Common terms cancel! This implies that we don't need to compute them.

Those component cancel in $$\nabla_{\!\theta} \log p_{\theta}(x)$$ because terms that do not depend on $$\theta$$ also disappear. Leaving you with just a sum of log-gradient terms that you do know because they are part of the model you're tuning.

$$\begin{eqnarray*} \nabla \log p(x) &=& \nabla \log \left( p(s_0) \prod_{t=0}^T p(s_{t+1}|s_t,a_t) \pi_\theta(a_t|s_t) \right) \\ &=& \nabla \left(\log p(s_0) + \sum_{t=0}^T \log p(s_{t+1}|s_t,a_t) + \log \pi_\theta(a_t|s_t) \right) \\ &=& \sum_{t=0}^T \nabla \log \pi_\theta(a_t|s_t) \end{eqnarray*}$$

#### The baseline trick

These estimators should always be used in conjunction with a baseline function or more generally a control variate.

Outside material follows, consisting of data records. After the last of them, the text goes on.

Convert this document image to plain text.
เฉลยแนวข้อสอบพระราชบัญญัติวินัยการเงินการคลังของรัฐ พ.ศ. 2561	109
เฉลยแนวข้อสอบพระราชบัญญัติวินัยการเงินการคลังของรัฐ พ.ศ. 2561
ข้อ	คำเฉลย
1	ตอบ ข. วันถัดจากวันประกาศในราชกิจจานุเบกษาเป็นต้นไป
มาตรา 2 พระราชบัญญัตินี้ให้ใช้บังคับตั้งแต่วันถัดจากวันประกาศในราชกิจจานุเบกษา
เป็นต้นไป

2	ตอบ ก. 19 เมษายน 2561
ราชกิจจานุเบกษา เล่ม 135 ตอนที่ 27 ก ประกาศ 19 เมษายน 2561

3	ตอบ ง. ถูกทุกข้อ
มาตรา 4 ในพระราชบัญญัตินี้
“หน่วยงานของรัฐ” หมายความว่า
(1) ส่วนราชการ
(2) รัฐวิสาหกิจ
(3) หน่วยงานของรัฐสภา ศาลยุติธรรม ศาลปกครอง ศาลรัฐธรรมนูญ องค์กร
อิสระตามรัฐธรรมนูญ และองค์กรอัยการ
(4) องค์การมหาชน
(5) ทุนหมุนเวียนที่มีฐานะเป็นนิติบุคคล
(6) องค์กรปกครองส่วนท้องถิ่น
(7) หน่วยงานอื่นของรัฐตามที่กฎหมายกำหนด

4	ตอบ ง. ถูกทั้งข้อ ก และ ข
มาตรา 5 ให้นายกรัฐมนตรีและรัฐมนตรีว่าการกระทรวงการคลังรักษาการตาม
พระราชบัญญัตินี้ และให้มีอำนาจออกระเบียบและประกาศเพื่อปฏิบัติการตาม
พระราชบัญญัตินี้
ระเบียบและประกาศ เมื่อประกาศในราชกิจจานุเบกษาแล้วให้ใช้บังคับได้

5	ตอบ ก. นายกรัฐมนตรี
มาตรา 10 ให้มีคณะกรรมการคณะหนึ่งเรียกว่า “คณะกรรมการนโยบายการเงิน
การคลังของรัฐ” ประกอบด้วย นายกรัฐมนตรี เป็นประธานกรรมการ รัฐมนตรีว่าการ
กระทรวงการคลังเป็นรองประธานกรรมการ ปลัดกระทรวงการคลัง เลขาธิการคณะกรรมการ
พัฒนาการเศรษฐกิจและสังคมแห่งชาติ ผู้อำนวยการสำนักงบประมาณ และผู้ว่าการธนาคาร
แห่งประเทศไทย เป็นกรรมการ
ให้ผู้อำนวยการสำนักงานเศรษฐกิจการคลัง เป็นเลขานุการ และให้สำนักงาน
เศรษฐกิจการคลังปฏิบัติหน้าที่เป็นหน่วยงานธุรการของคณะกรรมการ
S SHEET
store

There are many options for deriving control variates, which will depend on the specific structure of $$x$$. For example, in the MDP case, we can use any function that depends on $$s_t$$.

However, even without special structure, we can an always should use (at a minimum) a constant baseline,

$$\mathbb{E}_{x \sim q} \left[ \frac{p_{\theta}(x)}{q(x)} r(x) \nabla_{\!\theta} \log p_\theta(x) \right] = \mathbb{E}_{x \sim q} \left[ \frac{p_{\theta}(x)}{q(x)} (r(x) - {\color{red}{b}}) \nabla_{\!\theta} \log p_\theta(x) \right] \text{for all } {\color{red}{b} \in \mathbb{R}}$$

The minimum variance choice for b is

$$b = \frac{\sum_k \mathrm{Cov}(r, \nabla_{\theta_k} \log p) }{\sum_k \mathrm{Var}(\nabla_{\theta_k} \log p) }$$

which we can compute with sampling-based estimators of the quantities.

Some folks use an estimate of $$J$$, which is better than nothing.

#### Important points

• Always use a baseline.

• This gradient estimate is "zero order" it is essentially probing the function in $$x$$ space, which might be higher dimensional than $$\theta$$. As a result, you might be better off with gradient estimators that are based on perturbing $$\theta$$ directly, e.g., zeroth-order methods (sometimes called direct search or gradient-free optimization methods) like Nelder-Mead simplex, FDSA, SPSA, and CMA-ES.

• Often there is almost no signal. Consider the example of trying to solve a maze by randomly running around in it. In this case, it's very unlikely that a random path will lead to a positive outcome. Therefore, the gradient really is essentially zero. So even with access to the true gradient (i.e., no variance), optimization would have a lot of trouble finding a good optimum. Add to that some variance and you have useless on top of noisy.

• Although the likelihood-ratio gives us an unbiased estimate of the gradient, don't be fooled. The particular gradient estimate used in the likelihood-ratio method has an impractical signal-to-noise ratio, which makes it very hard use in optimization. There are countless papers on tricks to reduce the variance of the estimator.

• You can improve your data efficiency and algorithm stability using off-line optimization (with your favorite deterministic optimization algorithm). I have written a long article about offline optimization here.

## Summary

There is still a lot to say about likelihood-ratio methods. I didn't talk about control variates or "baseline" functions, which are very important to making things work. I'll try to post my notes on those ideas soon.

Take home messages:

• If you can evaluate it, then you can take the gradient of it (assuming it exists). This even holds if the evaluation is based on Monte Carlo.

• The likelihood-ratio shows up all over the place, not just RL. It shows up in causal reasoning more generally.

• We described a general way to learn from watching someone else act in a world we don't understand (i.e., off-policy learning with no knowledge of the environment just samples!). The only catch is that in order for us to learn from them we need them to do a little bit of "exploration" (i.e., be a stochastic policy that has support everywhere we do) and tell us their action probabilities (so that we can important weight against our policy).